Our Recommendations: The CORE SYSTEMS Perspective¶
Based on our experience with enterprise clients, we see a clear pattern: organizations that address AI agent security proactively have a significantly lower risk profile than those that react only after an incident. Here are our recommendations:
1. Conduct an AI Agent Threat Assessment¶
Before deploying another agent, map out: - What agents you have in production (including shadow AI) - What data and systems they can access - Who owns them (accountability) - What the worst-case scenario is if they’re compromised
2. Implement an Agent Governance Framework¶
Define rules for the entire AI agent lifecycle: - Approval — who can deploy a new agent and under what conditions - Permissions — how they’re granted, reviewed, and revoked - Monitoring — what gets logged and who reviews it - Incident response — what happens when an agent goes rogue
3. Start with Sandboxing and Least Privilege¶
You don’t have to implement everything at once. Two steps with the highest ROI: - Isolate agents in sandboxes (containers, network segments) - Limit permissions to the minimum needed for the use case
4. Deploy Behavioral Monitoring¶
Traditional WAFs and IDS can’t see what an agent does inside your infrastructure. You need: - Logging of all tool calls and agent decisions - Anomaly detection on behavioral patterns - Alerting on unusual data access patterns
5. Prepare for Regulation¶
The EU AI Act and NCCoE roadmap clearly indicate the direction. Prepare: - Documentation of HITL mechanisms - Audit trails for all high-risk AI operations - A compliance plan for EU AI Act Article 14
6. Adopt a Zero-Trust Mindset for AI¶
Stop thinking of the agent as a trusted tool. It’s an entity with access — and every entity with access must be continuously verified, monitored, and constrained.
Conclusion¶
Agentic AI is a transformative technology. But transformative technologies bring transformative risks. 2026 is an inflection point — most enterprises already have agents or are deploying them, but only a fraction have them properly secured.
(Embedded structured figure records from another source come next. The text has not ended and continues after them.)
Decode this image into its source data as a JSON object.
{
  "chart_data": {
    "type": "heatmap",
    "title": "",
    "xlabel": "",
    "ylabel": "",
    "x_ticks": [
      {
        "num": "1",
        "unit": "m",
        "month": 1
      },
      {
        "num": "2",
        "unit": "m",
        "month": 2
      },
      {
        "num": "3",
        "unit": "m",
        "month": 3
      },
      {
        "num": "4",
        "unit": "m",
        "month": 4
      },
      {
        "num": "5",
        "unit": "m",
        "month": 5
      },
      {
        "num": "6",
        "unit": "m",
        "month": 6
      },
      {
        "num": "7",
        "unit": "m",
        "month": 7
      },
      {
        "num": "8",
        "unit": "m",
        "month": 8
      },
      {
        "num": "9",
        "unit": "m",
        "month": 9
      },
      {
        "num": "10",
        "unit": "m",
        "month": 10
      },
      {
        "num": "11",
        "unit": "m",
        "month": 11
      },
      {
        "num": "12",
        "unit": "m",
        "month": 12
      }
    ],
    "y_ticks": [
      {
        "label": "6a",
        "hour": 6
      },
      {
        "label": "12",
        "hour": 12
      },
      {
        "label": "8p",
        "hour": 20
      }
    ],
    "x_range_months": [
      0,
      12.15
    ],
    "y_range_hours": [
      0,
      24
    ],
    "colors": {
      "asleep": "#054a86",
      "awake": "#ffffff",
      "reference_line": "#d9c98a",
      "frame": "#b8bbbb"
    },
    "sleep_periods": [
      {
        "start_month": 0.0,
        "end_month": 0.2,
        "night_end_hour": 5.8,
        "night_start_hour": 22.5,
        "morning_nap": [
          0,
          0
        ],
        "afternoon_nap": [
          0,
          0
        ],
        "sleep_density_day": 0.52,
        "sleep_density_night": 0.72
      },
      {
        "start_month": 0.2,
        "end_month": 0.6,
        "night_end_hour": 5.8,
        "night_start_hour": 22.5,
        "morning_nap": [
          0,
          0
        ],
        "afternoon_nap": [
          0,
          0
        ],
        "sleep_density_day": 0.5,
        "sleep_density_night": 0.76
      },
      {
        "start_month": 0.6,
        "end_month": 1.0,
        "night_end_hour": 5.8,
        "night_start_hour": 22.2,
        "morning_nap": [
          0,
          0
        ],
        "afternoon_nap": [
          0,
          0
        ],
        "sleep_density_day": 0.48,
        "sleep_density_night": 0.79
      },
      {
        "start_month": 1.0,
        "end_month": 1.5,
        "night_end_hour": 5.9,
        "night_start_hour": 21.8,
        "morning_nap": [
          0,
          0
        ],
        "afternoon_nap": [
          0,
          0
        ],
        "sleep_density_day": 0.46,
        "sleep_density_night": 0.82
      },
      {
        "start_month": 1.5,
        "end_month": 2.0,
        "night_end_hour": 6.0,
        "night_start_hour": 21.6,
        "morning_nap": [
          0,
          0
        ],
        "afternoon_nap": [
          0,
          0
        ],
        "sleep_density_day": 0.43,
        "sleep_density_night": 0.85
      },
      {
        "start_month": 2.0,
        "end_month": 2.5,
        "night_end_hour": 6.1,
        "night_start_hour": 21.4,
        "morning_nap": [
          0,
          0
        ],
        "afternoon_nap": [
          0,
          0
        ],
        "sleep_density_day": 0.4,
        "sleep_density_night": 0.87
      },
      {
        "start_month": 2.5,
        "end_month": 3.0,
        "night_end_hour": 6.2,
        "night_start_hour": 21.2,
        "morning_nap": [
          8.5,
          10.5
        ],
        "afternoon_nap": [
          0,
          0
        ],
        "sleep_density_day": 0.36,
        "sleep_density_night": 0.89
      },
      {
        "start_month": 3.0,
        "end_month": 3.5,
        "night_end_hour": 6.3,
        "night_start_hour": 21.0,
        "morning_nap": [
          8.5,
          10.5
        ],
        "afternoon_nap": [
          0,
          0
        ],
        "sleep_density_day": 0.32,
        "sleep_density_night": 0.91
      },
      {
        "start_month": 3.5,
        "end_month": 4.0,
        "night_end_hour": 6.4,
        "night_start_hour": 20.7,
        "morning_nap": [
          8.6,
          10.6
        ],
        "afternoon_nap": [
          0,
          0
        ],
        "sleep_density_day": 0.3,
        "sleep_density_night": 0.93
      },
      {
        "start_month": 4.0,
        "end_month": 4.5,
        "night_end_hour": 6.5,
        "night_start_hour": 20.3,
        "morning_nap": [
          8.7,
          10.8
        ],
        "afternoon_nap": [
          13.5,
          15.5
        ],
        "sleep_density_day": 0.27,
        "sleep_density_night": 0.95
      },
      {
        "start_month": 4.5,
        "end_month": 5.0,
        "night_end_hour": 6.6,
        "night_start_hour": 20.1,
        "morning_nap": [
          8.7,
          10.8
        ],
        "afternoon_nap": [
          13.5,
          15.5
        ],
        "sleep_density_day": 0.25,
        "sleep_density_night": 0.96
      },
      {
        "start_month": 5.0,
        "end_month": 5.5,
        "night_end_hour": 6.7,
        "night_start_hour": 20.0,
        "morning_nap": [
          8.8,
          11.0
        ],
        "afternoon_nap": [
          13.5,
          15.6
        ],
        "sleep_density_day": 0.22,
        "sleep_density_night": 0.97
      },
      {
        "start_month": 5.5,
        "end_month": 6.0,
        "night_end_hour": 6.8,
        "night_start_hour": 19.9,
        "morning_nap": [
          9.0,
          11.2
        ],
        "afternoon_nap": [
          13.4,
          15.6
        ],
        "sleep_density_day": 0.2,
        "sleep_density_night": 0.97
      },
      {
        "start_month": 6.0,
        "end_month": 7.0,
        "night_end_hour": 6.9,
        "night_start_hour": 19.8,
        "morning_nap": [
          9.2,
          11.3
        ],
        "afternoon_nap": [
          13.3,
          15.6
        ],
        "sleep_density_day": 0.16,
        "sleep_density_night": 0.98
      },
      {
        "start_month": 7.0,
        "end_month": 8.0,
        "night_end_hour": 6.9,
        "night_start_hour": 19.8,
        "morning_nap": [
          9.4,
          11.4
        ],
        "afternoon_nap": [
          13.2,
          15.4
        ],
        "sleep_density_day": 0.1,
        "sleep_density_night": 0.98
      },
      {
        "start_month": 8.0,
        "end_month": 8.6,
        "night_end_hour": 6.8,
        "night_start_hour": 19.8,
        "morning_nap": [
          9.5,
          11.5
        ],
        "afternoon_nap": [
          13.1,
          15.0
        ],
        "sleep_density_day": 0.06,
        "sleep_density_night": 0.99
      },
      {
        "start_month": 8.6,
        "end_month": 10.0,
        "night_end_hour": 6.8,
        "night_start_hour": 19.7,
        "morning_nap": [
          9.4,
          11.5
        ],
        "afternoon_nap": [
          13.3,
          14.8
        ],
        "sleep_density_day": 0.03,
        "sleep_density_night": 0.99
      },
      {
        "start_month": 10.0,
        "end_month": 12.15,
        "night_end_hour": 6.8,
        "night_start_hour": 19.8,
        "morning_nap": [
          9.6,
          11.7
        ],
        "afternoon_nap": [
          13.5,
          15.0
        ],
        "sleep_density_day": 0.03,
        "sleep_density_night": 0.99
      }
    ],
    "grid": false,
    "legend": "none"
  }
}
The numbers are clear: 48% of security professionals see agentic AI as the top attack vector, 79% of organizations are already deploying agents, and regulators are tightening the rules. The window for proactive preparation is closing.
AI agent security isn’t a technical nice-to-have. It’s a business-critical priority. And the sooner you start addressing it, the less it will cost — in money and in reputation.